Friday, August 25, 2006

It would be funny if...

...it wasn't so sick.

What you are meant to see is the first sequence, where the television camera lingers on the abandoned body of a man, a vignette pregnant with pathos, so laden with symbolism that even the hardest of heats could not fail to be moved.

But the Arab TV station which showed this scene was perhaps too enthusiastic for its own good. In a long clip, of over seven minutes, it then went on to show this separate sequence, starting at 6:45 minutes.
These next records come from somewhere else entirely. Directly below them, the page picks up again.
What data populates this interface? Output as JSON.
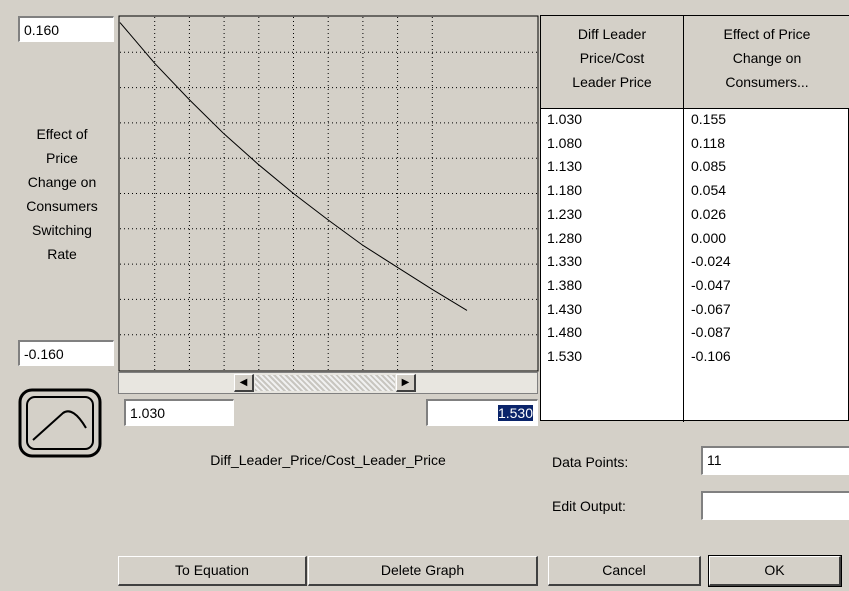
{
  "graph": {
    "y_max": "0.160",
    "y_min": "-0.160",
    "y_label": [
      "Effect of",
      "Price",
      "Change on",
      "Consumers",
      "Switching",
      "Rate"
    ],
    "x_min": "1.030",
    "x_max": "1.530",
    "x_label": "Diff_Leader_Price/Cost_Leader_Price"
  },
  "table": {
    "headers": [
      [
        "Diff Leader",
        "Price/Cost",
        "Leader Price"
      ],
      [
        "Effect of Price",
        "Change on",
        "Consumers..."
      ]
    ],
    "rows": [
      [
        "1.030",
        "0.155"
      ],
      [
        "1.080",
        "0.118"
      ],
      [
        "1.130",
        "0.085"
      ],
      [
        "1.180",
        "0.054"
      ],
      [
        "1.230",
        "0.026"
      ],
      [
        "1.280",
        "0.000"
      ],
      [
        "1.330",
        "-0.024"
      ],
      [
        "1.380",
        "-0.047"
      ],
      [
        "1.430",
        "-0.067"
      ],
      [
        "1.480",
        "-0.087"
      ],
      [
        "1.530",
        "-0.106"
      ]
    ]
  },
  "fields": {
    "data_points_label": "Data Points:",
    "data_points": "11",
    "edit_output_label": "Edit Output:"
  },
  "buttons": [
    "To Equation",
    "Delete Graph",
    "Cancel",
    "OK"
  ]
}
The sequence opens with "Green Helmet" leading a stretcher party towards "Stretcher Alley", comprising himself and two others. As he does so, he spots the camera and stops the party in its tracks. Facing the camera, he appears to give the operator a signal while he and his colleagues lower the stretcher to the ground. There can be no mistaking the deliberation in the act - "Green Helmet" is quite clearly looking directly towards the camera.

Thus we see the party lay the stretcher on the gound, "Green Helmet" all the time keeping his gaze on the camera. There is no verbal sound track to this film (it is overlaid with Arabic music) so we cannot tell if "Green Helmet" gives an order - not that we would have understood it anyway. But what happens next cannot be spontaneous.
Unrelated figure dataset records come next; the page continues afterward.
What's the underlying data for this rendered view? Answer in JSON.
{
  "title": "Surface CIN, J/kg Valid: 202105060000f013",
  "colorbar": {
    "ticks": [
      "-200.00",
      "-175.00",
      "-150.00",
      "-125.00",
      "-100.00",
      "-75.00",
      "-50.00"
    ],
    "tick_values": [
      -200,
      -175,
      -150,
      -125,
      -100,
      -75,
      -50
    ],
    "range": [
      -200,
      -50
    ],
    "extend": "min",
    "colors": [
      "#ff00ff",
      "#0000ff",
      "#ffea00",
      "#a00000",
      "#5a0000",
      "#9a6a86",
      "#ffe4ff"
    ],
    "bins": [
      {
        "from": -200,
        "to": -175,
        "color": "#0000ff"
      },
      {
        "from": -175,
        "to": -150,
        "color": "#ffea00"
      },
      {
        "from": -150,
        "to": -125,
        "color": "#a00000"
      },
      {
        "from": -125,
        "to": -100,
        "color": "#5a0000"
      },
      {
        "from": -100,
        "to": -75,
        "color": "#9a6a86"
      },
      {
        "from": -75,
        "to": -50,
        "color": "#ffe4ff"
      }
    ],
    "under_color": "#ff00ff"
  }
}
With extraorinary rapidity, the three stretcher bearers disperse. The "man in black", or so it seems, heads off at the run in the direction whence he came. The young man breaks left at high speed and "Green Helmet" heads at similar speed in the direction of the camera. The indications are - and the effect certainly is - that they are trying to get out of camera-shot.
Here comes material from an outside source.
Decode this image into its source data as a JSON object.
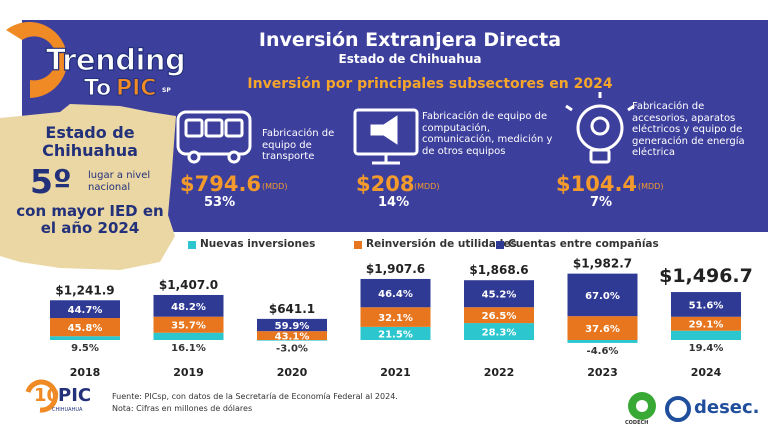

No more than a few seconds into the sequence and their high-speecd dashes are paying off. All the figures are now nearly out of camera-shot. The "man in black" looks as if he is about to run all the way back to the wrecked building - that is the direction he is going. The others, we cannot see as they run past the camera out of view.

Now we are but a fraction of a second from the pathos - another iconic shot, showing the abandoned body. "Green Helmet" is just out of view, the young man has disappeared and the "man in black" is now so far up the road that he will not appear in any close-up shot. And a few seconds of a close-up shot is all it will take to make a powerful point.

Context, of course, is everything. An innocent explanation would be that the stretcher party had arrived at its destination. The "man in black" was rushing off to pick up another body and the other two were rushing forward to take on other vital tasks.

However, we know exactly where this is, from the footage of "White Tee-shirt's" camera run. This is the middle of nowhere. It is some distance from the wrecked building and even the staging area, and well short of "Stretcher Alley" and the ambulances. There is no activity here. If for some reason "Green Helmet" and his team had suddenly tired and decided to take a rest, they would surely have remained with their burden. There can be no explanation for their behaviour, other than they are determined to get out of camera-shot to give a clear view of the body.

Once again, the showman scores.

We've added this to our report in Part 7.